Vaarregel

Uit Wikipedia, de vrije encyclopedie

Een vaarregel is een regel die geldt voor het varen met schepen of het deelnemen aan de scheepvaart. De basis wordt gevormd door de Internationale Bepalingen ter voorkoming van aanvaringen op zee.

Nederland[bewerken | brontekst bewerken]

De basis voor de Nederlandse vaarregels is gelegen in de Scheepvaartverkeerswet.[1] De scheepvaartverkeerswet geldt op de Nederlandse wateren, zee en binnenwater en is de basis van diverse regelingen die op de Nederlandse wateren gelden.

Internationale regelingen[bewerken | brontekst bewerken]

In Nederland gelden er diverse regelingen op het water. Op enkele uitzonderingen na geldt op alle voor het scheepvaartverkeer openstaande water het Binnenvaartpolitiereglement. De grote vaarwegen bij de grenzen zijn veelal wateren waarop een verdrag met een buurland van kracht is, waar er internationale belangen zijn die afwijkende vaarregels veroorzaken. De volgende regelingen zijn op grond van verdragen naast het Binnenvaartpolitiereglement van kracht binnen Nederland.

Verdragswater Regeling
Eemsmonding, met Duitsland Scheepvaartreglement Eemsmonding (SRE)
Grensmaas, met België Scheepvaartreglement gemeenschappelijke Maas (SRGM)
Boven-Rijn, Neder-Rijn, Waal, Lek en Pannerdensch Kanaal, met Duitsland Rijnvaartpolitiereglement (RPR)
Westerschelde, met België Scheepvaartreglement Westerschelde (SRW)
Kanaal Gent-Terneuzen, met België Scheepvaartreglement Kanaal van Gent naar Terneuzen (SRKGT)
Nederlandse territoriale zee Internationale Bepalingen ter voorkoming van aanvaringen op zee

Nationale en lokale regelingen[bewerken | brontekst bewerken]

Daar waar de internationale regelingen niet van kracht zijn geldt het binnenvaartpolitiereglement. Lokaal kan het bevoegd gezag aanvullende regels stellen, waarbij het [binnenvaartpolitiereglement en de internationale regelingen van hogere orde zijn, regelingen van lagere overheden niet kunnen regelen wat bij algemene regel als is bepaald.
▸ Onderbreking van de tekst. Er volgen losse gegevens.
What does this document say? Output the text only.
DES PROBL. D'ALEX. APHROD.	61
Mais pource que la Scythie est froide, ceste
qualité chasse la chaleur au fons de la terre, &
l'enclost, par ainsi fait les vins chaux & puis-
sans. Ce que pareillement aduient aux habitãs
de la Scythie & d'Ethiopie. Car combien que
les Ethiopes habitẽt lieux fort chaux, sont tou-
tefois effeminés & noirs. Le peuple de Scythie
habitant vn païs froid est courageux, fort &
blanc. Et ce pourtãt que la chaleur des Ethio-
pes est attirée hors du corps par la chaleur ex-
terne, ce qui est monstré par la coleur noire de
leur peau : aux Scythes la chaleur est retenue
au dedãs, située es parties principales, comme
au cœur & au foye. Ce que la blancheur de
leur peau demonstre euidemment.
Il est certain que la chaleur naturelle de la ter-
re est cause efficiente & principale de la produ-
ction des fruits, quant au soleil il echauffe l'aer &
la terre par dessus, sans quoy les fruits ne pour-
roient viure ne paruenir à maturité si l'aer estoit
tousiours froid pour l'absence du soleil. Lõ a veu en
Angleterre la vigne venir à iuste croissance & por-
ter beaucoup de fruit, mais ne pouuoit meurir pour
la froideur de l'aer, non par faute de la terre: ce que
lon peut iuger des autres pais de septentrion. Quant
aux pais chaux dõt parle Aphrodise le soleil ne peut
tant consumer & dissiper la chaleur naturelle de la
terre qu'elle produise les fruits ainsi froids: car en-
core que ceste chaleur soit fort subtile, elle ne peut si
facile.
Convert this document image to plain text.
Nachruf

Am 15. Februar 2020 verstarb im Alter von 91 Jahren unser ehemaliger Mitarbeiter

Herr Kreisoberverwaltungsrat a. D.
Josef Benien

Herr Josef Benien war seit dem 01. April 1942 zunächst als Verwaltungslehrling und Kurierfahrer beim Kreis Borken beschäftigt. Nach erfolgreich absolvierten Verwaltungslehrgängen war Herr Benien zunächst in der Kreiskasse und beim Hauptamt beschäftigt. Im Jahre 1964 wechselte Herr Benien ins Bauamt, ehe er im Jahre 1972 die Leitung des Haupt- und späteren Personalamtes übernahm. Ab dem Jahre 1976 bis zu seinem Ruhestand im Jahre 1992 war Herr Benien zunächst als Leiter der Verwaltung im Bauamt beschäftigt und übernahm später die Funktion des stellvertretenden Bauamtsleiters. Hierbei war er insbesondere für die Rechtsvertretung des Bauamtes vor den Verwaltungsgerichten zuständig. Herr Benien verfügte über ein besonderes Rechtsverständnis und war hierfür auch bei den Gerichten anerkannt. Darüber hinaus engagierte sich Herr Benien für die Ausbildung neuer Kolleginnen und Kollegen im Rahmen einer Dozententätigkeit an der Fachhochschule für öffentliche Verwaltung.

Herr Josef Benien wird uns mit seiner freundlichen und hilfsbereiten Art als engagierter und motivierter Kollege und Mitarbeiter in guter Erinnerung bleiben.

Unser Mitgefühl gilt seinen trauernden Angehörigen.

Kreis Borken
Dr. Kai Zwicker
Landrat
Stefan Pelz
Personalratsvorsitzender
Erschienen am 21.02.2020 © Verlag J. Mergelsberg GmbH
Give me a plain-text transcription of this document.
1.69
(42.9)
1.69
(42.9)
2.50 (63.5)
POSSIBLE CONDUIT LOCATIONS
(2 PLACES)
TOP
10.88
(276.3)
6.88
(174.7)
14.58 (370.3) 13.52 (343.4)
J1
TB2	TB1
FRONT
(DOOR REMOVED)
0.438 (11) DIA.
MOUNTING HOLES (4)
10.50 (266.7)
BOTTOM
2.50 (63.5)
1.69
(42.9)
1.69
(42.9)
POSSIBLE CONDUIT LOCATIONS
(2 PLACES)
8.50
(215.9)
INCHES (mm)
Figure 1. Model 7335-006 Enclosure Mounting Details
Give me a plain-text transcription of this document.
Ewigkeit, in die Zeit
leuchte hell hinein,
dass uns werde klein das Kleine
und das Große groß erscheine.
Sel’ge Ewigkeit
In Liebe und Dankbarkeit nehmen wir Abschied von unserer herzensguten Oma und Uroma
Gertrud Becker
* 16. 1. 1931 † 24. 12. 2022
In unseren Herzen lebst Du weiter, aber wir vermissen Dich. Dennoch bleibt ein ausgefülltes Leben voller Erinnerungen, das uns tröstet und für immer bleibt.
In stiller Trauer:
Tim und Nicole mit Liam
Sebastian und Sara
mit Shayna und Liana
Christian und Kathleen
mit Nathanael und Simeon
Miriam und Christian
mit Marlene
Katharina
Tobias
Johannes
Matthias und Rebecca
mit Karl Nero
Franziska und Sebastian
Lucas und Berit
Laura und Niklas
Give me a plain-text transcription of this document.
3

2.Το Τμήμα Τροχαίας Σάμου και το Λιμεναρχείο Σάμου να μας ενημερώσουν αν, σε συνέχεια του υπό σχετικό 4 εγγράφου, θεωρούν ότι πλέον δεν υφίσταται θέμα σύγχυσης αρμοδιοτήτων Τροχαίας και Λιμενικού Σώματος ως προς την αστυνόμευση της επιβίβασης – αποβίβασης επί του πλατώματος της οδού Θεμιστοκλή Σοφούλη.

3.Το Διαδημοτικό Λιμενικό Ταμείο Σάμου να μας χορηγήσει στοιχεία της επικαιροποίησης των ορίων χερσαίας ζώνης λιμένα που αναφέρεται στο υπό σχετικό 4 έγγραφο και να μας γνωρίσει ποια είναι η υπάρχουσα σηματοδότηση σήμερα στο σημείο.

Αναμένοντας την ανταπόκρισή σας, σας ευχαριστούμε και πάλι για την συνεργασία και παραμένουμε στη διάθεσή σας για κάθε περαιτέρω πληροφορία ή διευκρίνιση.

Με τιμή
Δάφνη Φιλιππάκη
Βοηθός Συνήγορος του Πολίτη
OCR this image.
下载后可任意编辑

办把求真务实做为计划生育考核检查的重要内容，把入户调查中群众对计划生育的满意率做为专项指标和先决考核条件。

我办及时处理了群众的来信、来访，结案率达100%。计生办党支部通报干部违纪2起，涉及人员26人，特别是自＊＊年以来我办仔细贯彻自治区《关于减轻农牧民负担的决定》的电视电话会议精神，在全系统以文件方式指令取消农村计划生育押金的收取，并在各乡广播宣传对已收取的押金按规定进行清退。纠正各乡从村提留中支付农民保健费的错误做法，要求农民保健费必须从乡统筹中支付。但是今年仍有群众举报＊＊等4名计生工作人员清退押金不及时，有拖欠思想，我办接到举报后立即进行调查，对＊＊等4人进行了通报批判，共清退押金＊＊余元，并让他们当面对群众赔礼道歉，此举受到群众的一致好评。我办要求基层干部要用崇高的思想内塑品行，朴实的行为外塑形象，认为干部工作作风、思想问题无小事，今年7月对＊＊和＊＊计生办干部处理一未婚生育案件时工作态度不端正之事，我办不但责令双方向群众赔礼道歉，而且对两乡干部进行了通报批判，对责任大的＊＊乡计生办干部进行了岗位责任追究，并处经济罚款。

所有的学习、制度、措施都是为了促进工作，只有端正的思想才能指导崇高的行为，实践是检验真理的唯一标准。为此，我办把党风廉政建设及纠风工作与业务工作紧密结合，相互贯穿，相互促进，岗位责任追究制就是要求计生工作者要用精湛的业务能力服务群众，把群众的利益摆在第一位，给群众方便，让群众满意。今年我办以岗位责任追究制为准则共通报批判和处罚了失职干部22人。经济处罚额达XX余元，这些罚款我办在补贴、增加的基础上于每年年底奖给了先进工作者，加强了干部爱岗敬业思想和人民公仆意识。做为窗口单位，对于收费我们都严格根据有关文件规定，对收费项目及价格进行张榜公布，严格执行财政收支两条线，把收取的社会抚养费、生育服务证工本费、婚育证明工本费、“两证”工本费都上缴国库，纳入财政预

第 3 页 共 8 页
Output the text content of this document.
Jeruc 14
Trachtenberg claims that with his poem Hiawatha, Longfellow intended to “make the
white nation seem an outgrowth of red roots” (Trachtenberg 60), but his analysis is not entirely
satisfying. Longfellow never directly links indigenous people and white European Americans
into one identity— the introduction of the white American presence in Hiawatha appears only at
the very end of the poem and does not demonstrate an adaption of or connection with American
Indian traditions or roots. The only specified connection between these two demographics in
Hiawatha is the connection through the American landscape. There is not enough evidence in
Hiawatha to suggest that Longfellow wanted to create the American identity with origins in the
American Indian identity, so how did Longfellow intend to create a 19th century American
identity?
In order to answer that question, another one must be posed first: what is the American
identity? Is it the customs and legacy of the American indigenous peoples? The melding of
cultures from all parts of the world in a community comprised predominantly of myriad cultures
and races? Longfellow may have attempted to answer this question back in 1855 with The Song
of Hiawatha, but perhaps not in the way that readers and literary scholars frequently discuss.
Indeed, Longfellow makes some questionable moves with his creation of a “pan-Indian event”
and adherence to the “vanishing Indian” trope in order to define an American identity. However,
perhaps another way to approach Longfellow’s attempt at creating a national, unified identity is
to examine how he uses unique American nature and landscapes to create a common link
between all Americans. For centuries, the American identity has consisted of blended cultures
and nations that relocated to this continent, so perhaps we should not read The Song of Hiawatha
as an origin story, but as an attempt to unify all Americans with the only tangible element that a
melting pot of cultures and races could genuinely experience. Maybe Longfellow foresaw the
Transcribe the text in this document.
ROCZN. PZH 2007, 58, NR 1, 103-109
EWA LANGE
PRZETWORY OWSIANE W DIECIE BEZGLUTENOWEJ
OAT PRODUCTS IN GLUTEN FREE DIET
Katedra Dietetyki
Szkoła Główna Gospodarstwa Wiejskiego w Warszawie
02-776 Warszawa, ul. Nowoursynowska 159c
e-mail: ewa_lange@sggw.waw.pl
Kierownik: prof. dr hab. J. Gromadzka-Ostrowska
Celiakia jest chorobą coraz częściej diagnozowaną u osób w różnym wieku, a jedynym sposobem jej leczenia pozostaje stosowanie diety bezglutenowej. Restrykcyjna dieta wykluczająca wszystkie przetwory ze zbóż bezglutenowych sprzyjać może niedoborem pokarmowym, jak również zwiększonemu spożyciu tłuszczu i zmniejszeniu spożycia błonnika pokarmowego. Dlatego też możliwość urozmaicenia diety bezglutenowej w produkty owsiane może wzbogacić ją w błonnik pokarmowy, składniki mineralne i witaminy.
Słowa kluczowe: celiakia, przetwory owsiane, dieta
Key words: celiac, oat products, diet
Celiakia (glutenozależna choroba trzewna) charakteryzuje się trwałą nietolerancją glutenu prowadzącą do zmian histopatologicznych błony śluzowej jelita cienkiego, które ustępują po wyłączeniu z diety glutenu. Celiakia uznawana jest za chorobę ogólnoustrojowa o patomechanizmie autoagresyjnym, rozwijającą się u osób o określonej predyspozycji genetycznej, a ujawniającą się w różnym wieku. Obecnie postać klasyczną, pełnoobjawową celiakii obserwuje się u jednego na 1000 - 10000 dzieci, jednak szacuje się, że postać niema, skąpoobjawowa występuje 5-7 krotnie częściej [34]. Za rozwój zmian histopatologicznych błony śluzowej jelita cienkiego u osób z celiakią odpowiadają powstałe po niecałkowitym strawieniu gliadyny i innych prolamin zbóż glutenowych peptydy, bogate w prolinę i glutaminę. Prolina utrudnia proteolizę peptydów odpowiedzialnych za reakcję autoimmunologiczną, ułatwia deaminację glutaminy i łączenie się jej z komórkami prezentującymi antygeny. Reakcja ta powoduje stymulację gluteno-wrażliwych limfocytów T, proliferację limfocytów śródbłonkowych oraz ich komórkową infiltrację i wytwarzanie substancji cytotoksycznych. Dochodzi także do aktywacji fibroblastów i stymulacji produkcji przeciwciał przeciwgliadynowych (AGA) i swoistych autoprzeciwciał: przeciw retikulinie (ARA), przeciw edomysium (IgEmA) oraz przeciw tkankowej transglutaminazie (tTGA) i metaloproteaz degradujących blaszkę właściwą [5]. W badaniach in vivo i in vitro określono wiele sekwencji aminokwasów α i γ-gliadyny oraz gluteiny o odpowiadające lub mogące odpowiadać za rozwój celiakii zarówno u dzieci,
Bevoegd gezag Scheepvaartverkeerswet[bewerken | brontekst bewerken]

De Scheepvaartverkeerswet kent vier bevoegd gezagen, te weten[2]:

  • Wateren in beheer bij het Rijk, de Minister van Infrastructuur en Milieu
  • Wateren in beheer bij een provincie, gedeputeerde staten
  • Wateren in beheer bij een gemeente, burgemeester en wethouders
  • Wateren behorende in een gemeenschappelijke regeling, het dagelijks bestuur

Voor scheepvaartwegen die niet in het beheer zijn bij enig openbaar lichaam zijn burgemeester en wethouders bevoegd gezag. Provinciale staten kunnen waterschappen aanwijzen om als bevoegd gezag Scheepvaartverkeerswet op te treden, voorbeelden hiervan zijn Waterschap Rivierenland (Nederland) en Waterschap Brabantse Delta.